San Demetrio Corone, Djelzit: i diavoli di Carnevale

Djelzit: i diavoli di Carnevale.

Tra i riti e le tradizioni popolari sopravissute al trascorrere del tempo, quelle legate al periodo di Carnevale sono forse più calabresi che arbereshe, se si escludono alcuni rituali, tipici dell’ Arberia ed addirittura di San Demetrio Corone.

Degna di essere ricordata la Notte dei Diavoli del Martedì grasso: alcuni giovani del paese, con il corpo imbrattato di grasso, neri in viso, puzzolenti, coperti di pelli di capra e con in capo enormi corna, vagano per le strade al calar del sole, dimenando catene e campanacci, urlando a squarciagola. Eccoli i Diavoli di San Demetrio: terrore e paura per le vie del paese, tra piccoli e grandi: Mbulli diert, se jan’e arrevonjin djelzit, Chiudi la porta, stanno arrivando i diavoli. Guai, infatti, a farli entrare in casa; soprattutto in passato, quando a travestirsi erano i più poveri, farli entrare significava certamente perdere qualche salsiccia appesa al soffitto, tutto in nome dei diavoli e di Re Carnevale.

Ma il significato di questa tradizione, tipica di San Demetrio Corone, è ben diverso: in un periodo non certo di magra come il Carnevale, i diavoli rappresentano la tentazione, la perdizione assoluta, l’eccesso sfrenato, il demonio pronto a rubare l’anima al Carnevale ubriaco; essi costituiscono l’epilogo della festa, che termina appunto il Martedì e rappresentano la premessa del mercoledì delle Ceneri, del pianto di Zù Nicola, della morte del Carnevale, fondamentale rito di purificazione, scena culminante, attimo di riflessione profonda e di contrasto con la sfrenatezza del martedì e dei diavoli. Nei paesi vicini sono in tanti, soprattutto gli anziani, a ricordare i diavoli di San Demetrio, quando nel passato, dopo aver vagato per le strade del paese, arrivavano a far baldoria, incutendo curiosità e paura.

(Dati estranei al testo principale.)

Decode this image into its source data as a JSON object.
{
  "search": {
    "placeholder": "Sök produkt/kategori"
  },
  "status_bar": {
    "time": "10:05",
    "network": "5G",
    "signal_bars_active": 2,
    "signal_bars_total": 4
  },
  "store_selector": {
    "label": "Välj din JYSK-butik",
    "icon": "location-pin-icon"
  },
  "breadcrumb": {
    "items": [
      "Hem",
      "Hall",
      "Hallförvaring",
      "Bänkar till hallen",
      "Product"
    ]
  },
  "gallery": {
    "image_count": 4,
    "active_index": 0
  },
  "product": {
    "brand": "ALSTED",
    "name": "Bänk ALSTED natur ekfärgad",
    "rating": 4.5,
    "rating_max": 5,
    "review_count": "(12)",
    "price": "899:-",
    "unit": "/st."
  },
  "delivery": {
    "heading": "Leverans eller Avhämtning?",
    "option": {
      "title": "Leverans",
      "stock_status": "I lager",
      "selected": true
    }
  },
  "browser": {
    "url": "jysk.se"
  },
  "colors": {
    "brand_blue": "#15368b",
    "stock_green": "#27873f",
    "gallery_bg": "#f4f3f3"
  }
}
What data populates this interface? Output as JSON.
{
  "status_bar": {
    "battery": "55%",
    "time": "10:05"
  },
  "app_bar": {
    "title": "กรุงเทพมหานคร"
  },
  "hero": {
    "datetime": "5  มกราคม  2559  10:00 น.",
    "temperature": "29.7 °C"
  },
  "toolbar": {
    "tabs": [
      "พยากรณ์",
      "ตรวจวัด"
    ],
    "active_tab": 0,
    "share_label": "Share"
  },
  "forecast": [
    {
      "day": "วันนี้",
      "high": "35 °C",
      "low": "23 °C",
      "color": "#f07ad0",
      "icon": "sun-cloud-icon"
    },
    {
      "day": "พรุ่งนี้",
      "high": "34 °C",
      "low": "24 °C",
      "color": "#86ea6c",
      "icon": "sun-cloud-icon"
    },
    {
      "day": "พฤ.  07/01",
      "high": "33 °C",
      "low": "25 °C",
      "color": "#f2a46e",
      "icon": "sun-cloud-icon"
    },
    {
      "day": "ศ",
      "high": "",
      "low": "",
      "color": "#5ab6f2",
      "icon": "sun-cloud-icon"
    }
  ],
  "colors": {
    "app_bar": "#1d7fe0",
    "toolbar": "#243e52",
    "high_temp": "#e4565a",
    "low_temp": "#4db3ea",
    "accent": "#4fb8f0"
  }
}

Altra cosa il pianto di Zù Nicola, molto più calabrese che arbereshe; tra sacro e profano si celebra la morte del Carnevale: in un corteo funebre, con tanto di cassa da morto, moglie addolorata ed al seguito le numerose amanti: Qahet Cu Nikolla, Si piange Zu Nicola, scoppiato per aver ingurgitato troppo cibo, per aver troppo bevuto, per l’eccessiva sfrenatezza; un finto prete accompagna il corteo e la vedova, confortata dalle amanti, non perde occasione di gridare forte il nome del suo povero marito, morto per colpa di tutti. Ed infatti, attimo pungente di satira, è tipico della cerimonia il fermarsi con il corteo vicino alle case delle persone: le più in vista, le più antipatiche, le più simpatiche del paese, per tutti c’è un rimprovero, magari lo si voleva fare da tempo e non si aveva il coraggio, per tutti una colpa, in fondo carnevale è morto e per ognuno dei designati c’è qualche malanova.

Zù Nicola è l’anno vecchio che muore che si porta dietro le tristezze e i mali del passato. All’interno della bara c’è un buontempone, di stazza leggera, facile da trasportare; alla cassa è collegato un tubo che porta il vino al “poveretto” o al “fiasco” sito nell’interno e pronto ad essere svuotato.

Le ceneri di Re Carnevale avvicinano la gente al periodo più triste dell’anno, la Quaresima: al calar delle tenebre il mercoledì, in alcuni centri arbereshe, improvvisamente le viuzze si riempiono di strani personaggi vestiti di bianco; entrano nelle case gettando un po’ di cenere e facendosi precedere dal suono funereo di un campanello; poi spariscono silenziosamente e misteriosamente, così come sono apparsi. Sono in genere giovani, girano di casa in casa, quali anime vaganti in cerca di pace; buttano la cenere per ricordare la fragilità e caducità della vita umana.

E’ proprio in questo giorno che nelle case appare una strana bambolina, la Kreshma o Korajizma, con in testa sette penne di un pollo ucciso nel periodo di Carnevale; essa ricorda che mancano sette settimane alla Pasqua e questo che si vive è un periodo di penitenza ed umiliazione, ogni settimana, ad indicare il tempo che passa e ci avvicina alla festa, si stacca una penna.

Durante il periodo di Carnevale i sandemtresi si cimentavano nel gioco della Rrola: un legno a forma di formaggio doveva essere lanciato lontano, sino ad arrivare ad un punto preciso; chi con meno colpi raggiungeva il traguardo prefissato vinceva un formaggio vero che poi, chiaramente, veniva mangiato da tutti.

Ecco, dunque, il Carnevale sandemetrese, esempio di integrazione e contaminazione, legato ad antichi rituali, carichi di profondo timore cristiano e di ritualità pagana, tramandati da secoli, pronti a sfidare la monotonia dei tempi moderni.